Education as an Adult
Molly Hatting Lierman ’07, Sue’s daughter and the third generation of the Folz family to attend the Mount, received her diploma in nursing from Good Samaritan School of Nursing in 1990. At that time she was more interested in being a bedside nurse than earning her bachelor’s degree in nursing, which often led to management positions.
A week after Molly graduated from Good Samaritan, she moved to Georgia and worked in a pediatric ICU in Atlanta for nine years. She and her family moved back to Cincinnati where she worked at Cincinnati Children’s Hospital Medical Center’s newborn ICU. It was then she begin to think about getting a bachelor’s degree in nursing. It was also then that the Mount was pioneering a cohort program to help nurses achieve their bachelor’s degree, where they worked. While at Good Samaritan, Molly pursued summer courses at the Mount, so she was familiar with the school.
Molly was accepted into the Mount’s program. Instead of taking classes for two and a half years, the Mount allowed Molly to participate in two cohort programs simultaneously, at both St. Elizabeth’s and Cincinnati Children’s hospitals. As such, she received her Bachelor of Science in Nursing degree in 18 months. Although she did take two courses at the Mount, everything else was completed at the hospitals.
“The Mount gave me confidence and incredible support as I re-entered the academic world as an adult learner,” Molly says. “My professors were always available, before and after class, and on nights and weekends. They understood my goals and guided me through my journey. The Mount truly is more than just books: it’s about setting high goals, obtaining them and becoming a better person as a result.”
In 2010 Molly received her Master of Science in Nurse Anesthesia (MSNA) degree from Texas Wesleyan University. Currently she’s a certified registered nurse anesthetist (CRNA) at Cincinnati Children’s Hospital Medical Center.
Sarah Lierman ’15 is Molly’s daughter. Molly didn’t push Sarah to attend the Mount, despite the family’s long history with the College. In fact, Sarah didn’t even know how many generations of her family had attended the Mount until after she fell in love with the College on a visit.

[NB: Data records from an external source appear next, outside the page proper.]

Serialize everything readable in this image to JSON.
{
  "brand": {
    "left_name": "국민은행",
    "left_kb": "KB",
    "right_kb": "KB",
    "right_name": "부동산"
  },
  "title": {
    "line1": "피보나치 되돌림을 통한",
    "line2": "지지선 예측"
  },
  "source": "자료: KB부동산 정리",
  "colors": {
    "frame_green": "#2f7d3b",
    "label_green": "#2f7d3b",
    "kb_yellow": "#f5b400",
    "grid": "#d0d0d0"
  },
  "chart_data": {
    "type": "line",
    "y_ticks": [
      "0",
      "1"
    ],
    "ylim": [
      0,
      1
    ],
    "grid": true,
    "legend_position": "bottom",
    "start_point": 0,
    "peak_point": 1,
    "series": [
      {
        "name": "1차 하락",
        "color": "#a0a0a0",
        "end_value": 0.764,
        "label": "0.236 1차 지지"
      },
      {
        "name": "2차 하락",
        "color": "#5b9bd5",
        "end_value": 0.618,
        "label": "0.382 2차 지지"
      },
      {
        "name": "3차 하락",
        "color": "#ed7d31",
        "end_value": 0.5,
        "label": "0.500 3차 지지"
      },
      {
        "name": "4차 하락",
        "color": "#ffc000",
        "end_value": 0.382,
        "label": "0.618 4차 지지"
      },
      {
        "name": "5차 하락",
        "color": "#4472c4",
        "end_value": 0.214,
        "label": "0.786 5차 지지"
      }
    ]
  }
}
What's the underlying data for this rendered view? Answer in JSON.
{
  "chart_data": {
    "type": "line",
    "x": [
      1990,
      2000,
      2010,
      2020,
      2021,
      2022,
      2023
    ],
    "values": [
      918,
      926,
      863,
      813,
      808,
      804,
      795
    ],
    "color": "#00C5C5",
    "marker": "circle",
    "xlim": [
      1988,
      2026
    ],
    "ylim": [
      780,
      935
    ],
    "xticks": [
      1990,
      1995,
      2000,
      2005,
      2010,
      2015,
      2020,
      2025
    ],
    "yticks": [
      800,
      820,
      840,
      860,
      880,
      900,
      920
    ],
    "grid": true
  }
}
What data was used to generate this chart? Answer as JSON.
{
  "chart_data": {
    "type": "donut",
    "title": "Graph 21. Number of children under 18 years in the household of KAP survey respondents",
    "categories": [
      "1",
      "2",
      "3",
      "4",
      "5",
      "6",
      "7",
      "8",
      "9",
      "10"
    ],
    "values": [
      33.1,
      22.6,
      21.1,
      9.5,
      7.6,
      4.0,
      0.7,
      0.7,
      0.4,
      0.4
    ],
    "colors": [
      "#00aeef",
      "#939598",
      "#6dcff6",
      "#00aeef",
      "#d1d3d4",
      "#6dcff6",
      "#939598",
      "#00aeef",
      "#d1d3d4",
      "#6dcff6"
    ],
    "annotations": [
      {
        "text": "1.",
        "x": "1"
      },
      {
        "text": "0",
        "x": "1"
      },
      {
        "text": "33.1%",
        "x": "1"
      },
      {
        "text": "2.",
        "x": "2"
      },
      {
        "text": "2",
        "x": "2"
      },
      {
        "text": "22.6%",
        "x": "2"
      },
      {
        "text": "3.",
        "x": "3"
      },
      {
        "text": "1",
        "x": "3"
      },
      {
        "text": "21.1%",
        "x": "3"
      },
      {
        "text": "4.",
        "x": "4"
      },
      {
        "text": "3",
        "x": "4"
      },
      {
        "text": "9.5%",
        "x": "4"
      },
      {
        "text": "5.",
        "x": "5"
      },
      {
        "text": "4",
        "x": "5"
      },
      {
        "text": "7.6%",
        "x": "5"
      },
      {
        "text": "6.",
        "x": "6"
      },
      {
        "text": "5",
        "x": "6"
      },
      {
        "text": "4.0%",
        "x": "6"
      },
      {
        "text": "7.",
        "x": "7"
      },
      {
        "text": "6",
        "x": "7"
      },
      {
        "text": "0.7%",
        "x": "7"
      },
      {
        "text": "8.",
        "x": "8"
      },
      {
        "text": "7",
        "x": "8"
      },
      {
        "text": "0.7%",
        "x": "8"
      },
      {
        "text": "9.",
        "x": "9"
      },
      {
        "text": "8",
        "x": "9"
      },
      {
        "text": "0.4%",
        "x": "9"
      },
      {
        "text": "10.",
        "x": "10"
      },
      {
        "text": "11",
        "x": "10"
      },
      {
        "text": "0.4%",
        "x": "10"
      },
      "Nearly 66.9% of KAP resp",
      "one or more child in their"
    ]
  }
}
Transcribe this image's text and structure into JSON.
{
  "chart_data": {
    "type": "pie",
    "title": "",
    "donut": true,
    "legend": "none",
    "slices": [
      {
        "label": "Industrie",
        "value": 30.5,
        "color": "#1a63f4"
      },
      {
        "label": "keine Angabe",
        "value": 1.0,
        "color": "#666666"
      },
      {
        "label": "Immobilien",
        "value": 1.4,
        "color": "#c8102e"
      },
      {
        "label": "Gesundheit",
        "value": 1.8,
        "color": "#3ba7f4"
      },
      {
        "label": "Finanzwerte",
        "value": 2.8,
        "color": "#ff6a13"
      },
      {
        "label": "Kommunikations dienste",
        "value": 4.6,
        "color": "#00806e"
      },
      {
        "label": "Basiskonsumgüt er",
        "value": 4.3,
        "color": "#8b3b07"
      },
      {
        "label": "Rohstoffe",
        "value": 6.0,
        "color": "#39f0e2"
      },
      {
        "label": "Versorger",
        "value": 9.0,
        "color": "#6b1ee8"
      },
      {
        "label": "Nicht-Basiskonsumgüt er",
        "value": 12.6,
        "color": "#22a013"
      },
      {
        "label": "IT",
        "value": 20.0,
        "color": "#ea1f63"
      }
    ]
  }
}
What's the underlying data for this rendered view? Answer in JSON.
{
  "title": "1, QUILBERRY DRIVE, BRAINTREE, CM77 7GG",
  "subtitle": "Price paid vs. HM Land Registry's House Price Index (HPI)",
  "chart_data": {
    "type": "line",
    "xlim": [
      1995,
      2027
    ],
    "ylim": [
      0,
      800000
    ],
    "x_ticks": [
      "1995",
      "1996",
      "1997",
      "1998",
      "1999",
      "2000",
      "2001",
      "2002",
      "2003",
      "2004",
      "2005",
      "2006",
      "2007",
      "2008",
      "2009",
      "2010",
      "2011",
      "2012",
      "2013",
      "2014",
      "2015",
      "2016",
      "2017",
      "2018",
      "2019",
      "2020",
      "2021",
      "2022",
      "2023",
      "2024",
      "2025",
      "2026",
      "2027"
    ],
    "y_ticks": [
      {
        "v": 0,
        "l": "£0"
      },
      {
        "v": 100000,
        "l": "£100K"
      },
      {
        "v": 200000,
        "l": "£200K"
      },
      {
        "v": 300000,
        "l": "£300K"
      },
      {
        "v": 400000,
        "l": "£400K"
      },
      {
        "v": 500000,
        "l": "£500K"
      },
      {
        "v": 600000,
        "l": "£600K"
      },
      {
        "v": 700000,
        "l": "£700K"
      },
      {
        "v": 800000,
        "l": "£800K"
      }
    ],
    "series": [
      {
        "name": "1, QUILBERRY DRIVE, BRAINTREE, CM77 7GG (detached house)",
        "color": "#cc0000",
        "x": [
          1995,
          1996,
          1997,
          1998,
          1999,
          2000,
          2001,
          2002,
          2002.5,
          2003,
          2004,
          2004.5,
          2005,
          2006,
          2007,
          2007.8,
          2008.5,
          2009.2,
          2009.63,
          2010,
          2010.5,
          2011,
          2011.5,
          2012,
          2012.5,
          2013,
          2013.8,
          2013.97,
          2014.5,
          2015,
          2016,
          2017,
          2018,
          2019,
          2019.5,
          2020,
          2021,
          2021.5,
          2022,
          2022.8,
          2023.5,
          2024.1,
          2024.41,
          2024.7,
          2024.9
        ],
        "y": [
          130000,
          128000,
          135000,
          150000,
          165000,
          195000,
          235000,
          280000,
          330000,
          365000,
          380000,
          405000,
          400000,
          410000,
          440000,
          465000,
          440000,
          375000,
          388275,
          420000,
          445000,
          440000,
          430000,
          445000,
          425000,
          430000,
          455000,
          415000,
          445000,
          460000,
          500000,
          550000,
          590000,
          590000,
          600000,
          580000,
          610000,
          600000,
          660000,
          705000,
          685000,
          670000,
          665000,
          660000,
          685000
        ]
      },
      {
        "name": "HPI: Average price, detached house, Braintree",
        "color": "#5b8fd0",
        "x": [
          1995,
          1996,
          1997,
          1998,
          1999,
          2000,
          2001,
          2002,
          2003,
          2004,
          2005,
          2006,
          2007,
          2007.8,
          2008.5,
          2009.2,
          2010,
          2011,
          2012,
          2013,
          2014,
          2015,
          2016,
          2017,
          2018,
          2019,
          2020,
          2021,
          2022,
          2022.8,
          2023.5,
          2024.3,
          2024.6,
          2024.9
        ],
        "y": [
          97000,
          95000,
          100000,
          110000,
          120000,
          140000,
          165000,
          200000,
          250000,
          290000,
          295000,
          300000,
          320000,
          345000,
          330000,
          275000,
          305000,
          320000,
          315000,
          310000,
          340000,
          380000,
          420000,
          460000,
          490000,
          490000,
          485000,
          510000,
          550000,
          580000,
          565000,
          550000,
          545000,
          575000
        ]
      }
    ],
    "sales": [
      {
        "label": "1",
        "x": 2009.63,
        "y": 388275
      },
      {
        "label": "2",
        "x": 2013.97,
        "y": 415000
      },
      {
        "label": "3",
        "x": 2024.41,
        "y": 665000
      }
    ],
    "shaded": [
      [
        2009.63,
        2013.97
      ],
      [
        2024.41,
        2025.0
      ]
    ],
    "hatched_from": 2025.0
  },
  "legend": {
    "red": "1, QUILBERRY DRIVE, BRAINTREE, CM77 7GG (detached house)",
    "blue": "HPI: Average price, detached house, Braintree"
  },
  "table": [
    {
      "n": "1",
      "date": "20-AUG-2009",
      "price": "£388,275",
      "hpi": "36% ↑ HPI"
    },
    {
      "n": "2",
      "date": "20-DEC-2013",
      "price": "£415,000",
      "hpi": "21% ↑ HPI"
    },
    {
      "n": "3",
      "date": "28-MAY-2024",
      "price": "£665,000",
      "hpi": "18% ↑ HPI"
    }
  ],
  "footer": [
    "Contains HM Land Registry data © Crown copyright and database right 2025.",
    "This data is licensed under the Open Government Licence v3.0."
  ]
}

“It has the best nursing program in the Tristate,” Sarah says. “It’s also more affordable and the class sizes are to my liking. This is going to sound cliché but it feels right to be here. I love the atmosphere and the layout of the Mount.”
Sarah lives on campus and participates in several clubs, including Pre-Health and Habitat for Humanity, and is a Eucharistic minister at the College. After graduation she hopes to work at Cincinnati Children’s Hospital or Good Samaritan Hospital, and one day get married and have children.
“I will probably do as my mom did for me, which is encourage my children to explore their options but also look at the Mount. I find that the more I’m here, the more I love it. I will cross my fingers that my children love it and go to the Mount as well.”